Quindi era stato tutto un errore e tutto un rivestire un ruolo, un po' come un attore veste dei panni di scena sul palco e poi dietro le quinte torna a essere la persona di sempre.
Il mio orgoglio era ferito, i miei sentimenti crepati come vetro.
Per la seconda volta mi aveva respinta, dopo avermi farcita di illusioni.
Consapevole di ciò che stavo per dire, consapevole che sarebbe potuto entrare nella stanza chiunque da un momento all'altro e che avrei rischiato così di scalfire l'autorevolezza del principe, decisi comunque di difendere la mia dignità già solcata.
«Credo, Vostra Maestà, che talvolta sarebbe meglio non dare ascolto a ciò che il cervello ci consiglia ma udire piuttosto le inclinazioni del cuore.»

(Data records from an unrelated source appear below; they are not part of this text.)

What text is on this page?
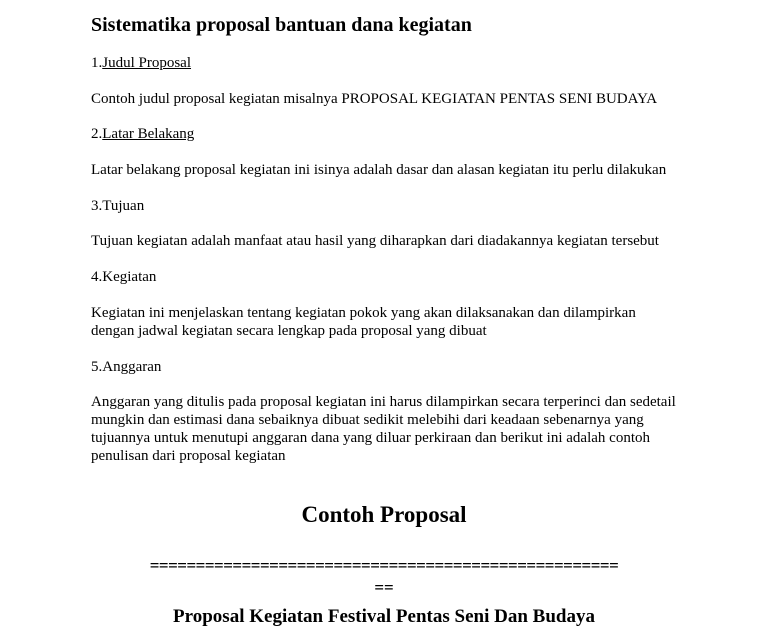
Sistematika proposal bantuan dana kegiatan

1.Judul Proposal

Contoh judul proposal kegiatan misalnya PROPOSAL KEGIATAN PENTAS SENI BUDAYA

2.Latar Belakang

Latar belakang proposal kegiatan ini isinya adalah dasar dan alasan kegiatan itu perlu dilakukan

3.Tujuan

Tujuan kegiatan adalah manfaat atau hasil yang diharapkan dari diadakannya kegiatan tersebut

4.Kegiatan

Kegiatan ini menjelaskan tentang kegiatan pokok yang akan dilaksanakan dan dilampirkan dengan jadwal kegiatan secara lengkap pada proposal yang dibuat

5.Anggaran

Anggaran yang ditulis pada proposal kegiatan ini harus dilampirkan secara terperinci dan sedetail mungkin dan estimasi dana sebaiknya dibuat sedikit melebihi dari keadaan sebenarnya yang tujuannya untuk menutupi anggaran dana yang diluar perkiraan dan berikut ini adalah contoh penulisan dari proposal kegiatan

Contoh Proposal
===================================================
==
Proposal Kegiatan Festival Pentas Seni Dan Budaya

Gettò il tovagliolo sul tavolo e mi guardò sconcertato, incredulo che avessi potuto asserire una cosa del genere.
«Mi state per caso dando lezioni? Chi siete voi per giudicarmi? Vi state facendo burla della mia incommentabile debolezza?»
«Affatto, Vostra Maestà.»
«E cosa ne volete sapere voi di sentimenti?»
«Non molto, ma so riconoscerli quando arrivano.»
Avrei gradito udire una sua risposta ma purtroppo l'ingresso di Sir Jacques interruppe bruscamente quel dialogo.
«Signorina Gleannes, c'é... » guardò poi il posto libero di fronte al principe «La principessa ancora non consuma il pasto?»
«La principessa questa mattina rimarrà nelle sue stanze. Se sarà suo desiderio, sarà lei a comunicarvi quando avrà intenzione di consumare.» rispose lapidario.
Sir Jacques fece un inchino per l'imbarazzo in cui si ritrovò catapultato.
«Sir Jacques, volevate dirmi qualcosa?» sollecitai con le lacrime agli occhi.
«Sì.. sì.. ecco, c'è un uomo che richiede la vostra attenzione!»
Mi trovai nuovamente impreparata e sorpresa «Un uomo?»
«Un uomo, come ho detto. Non l'ho mai visto prima però ha richiesto di parlare espressamente con voi.»
«Sapete almeno il suo nome?»
«Mi ha detto di chiamarsi Maximilian.»